An influx of quality transfers is especially important to a program like Gonzaga that isn’t located in a fertile recruiting area and has to get creative to secure high-end talent. The Zags can land an occasional four- or five-star American-born recruit like Zach Collins or Josh Perkins, but they’ve long supplemented that with a steady stream of foreign imports and an occasional coveted transfer.

Wiltjer averaged 16.8 points as a junior and 20.4 as a senior, pairing with Domantas Sabonis to form one of the nation’s most feared frontcourt duos last season. Vanderbilt transfer Eric McClellan earned WCC defensive player of the year honors last season while also tallying an efficient 10.7 points per game.

“Nobody wants to redshirt because it’s very difficult,” Knight said. “It’s asking someone to suffer physically yet receive no credit for it for over a year. But that’s part of the brilliance of it. It’s kind of like a pilgrimage of sorts. You figure out who you are, what you want and how bad you want it.”

While that nucleus was leading Gonzaga to the Sweet 16 last season, Williams, Williams-Goss and fellow incoming transfer Jeremy Jones were already talking about going a couple rounds further. Their chatter about taking Gonzaga to its first Final Four became more frequent when Przemek Karnowski’s ailing back began to heal, sharpshooting Cal graduate transfer Jordan Mathews committed to the Zags and a deep, talented freshman class arrived on campus.
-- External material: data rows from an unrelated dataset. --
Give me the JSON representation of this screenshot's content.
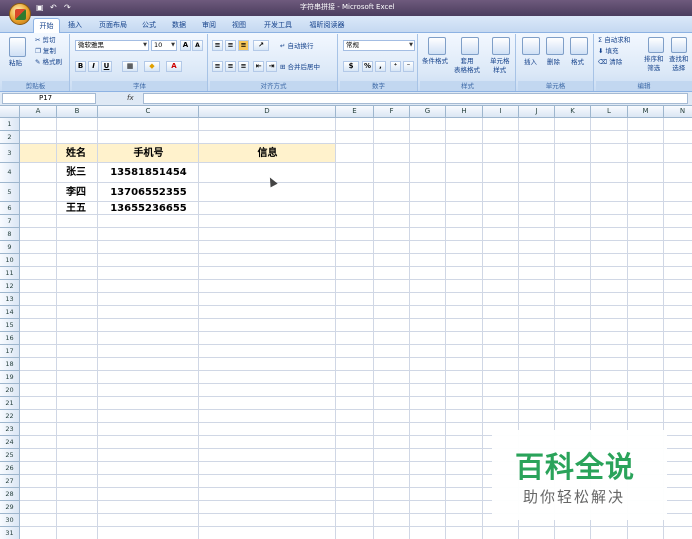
{
  "window": {
    "title": "字符串拼接 - Microsoft Excel"
  },
  "quick_access": {
    "save": "▣",
    "undo": "↶",
    "redo": "↷"
  },
  "tabs": [
    "开始",
    "插入",
    "页面布局",
    "公式",
    "数据",
    "审阅",
    "视图",
    "开发工具",
    "福昕阅读器"
  ],
  "active_tab": "开始",
  "ribbon": {
    "clipboard": {
      "paste": "粘贴",
      "cut": "剪切",
      "copy": "复制",
      "format_painter": "格式刷",
      "label": "剪贴板"
    },
    "font": {
      "family": "微软雅黑",
      "size": "10",
      "grow": "A",
      "shrink": "A",
      "bold": "B",
      "italic": "I",
      "underline": "U",
      "color_letter": "A",
      "label": "字体"
    },
    "alignment": {
      "wrap": "自动换行",
      "merge": "合并后居中",
      "label": "对齐方式"
    },
    "number": {
      "format": "常规",
      "percent": "%",
      "comma": ",",
      "label": "数字"
    },
    "styles": {
      "conditional": "条件格式",
      "table": "套用\n表格格式",
      "cell": "单元格\n样式",
      "label": "样式"
    },
    "cells": {
      "insert": "插入",
      "delete": "删除",
      "format": "格式",
      "label": "单元格"
    },
    "editing": {
      "autosum": "自动求和",
      "fill": "填充",
      "clear": "清除",
      "sort": "排序和\n筛选",
      "find": "查找和\n选择",
      "label": "编辑"
    }
  },
  "formula_bar": {
    "name_box": "P17",
    "fx": "fx",
    "formula": ""
  },
  "columns": [
    "A",
    "B",
    "C",
    "D",
    "E",
    "F",
    "G",
    "H",
    "I",
    "J",
    "K",
    "L",
    "M",
    "N"
  ],
  "rows": [
    "1",
    "2",
    "3",
    "4",
    "5",
    "6",
    "7",
    "8",
    "9",
    "10",
    "11",
    "12",
    "13",
    "14",
    "15",
    "16",
    "17",
    "18",
    "19",
    "20",
    "21",
    "22",
    "23",
    "24",
    "25",
    "26",
    "27",
    "28",
    "29",
    "30",
    "31"
  ],
  "sheet": {
    "headers": {
      "name": "姓名",
      "phone": "手机号",
      "info": "信息"
    },
    "records": [
      {
        "name": "张三",
        "phone": "13581851454"
      },
      {
        "name": "李四",
        "phone": "13706552355"
      },
      {
        "name": "王五",
        "phone": "13655236655"
      }
    ],
    "header_fill": "#fff2cc"
  },
  "watermark": {
    "title": "百科全说",
    "subtitle": "助你轻松解决",
    "color": "#2aa35a"
  }
}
“We’d always go out to dinner while the rest of the team was away and be like, ‘We could actually come together and make it to the Final Four,'” Williams said. “We had all these good recruits coming in. We felt like we could reach our dreams.”

Those dreams are all coming true now.

Williams-Goss earned WCC player of the year and second-team All-American honors after showcasing a more consistent outside shot, a more cerebral approach to the point guard position and better all-around defense. Williams won the West Regional’s most outstanding player award last Saturday because of his efficient scoring around the rim and his defensive versatility. And both players will forever be part of Gonzaga lore as two key cogs in the school’s first Final Four team.

At the end of last Saturday’s rout of Xavier in the Elite Eight, Few embraced each player and thanked them for believing in him enough to come.

Williams-Goss and Williams took two of the bigger leaps of faith. Now both have gotten everything they could have wanted.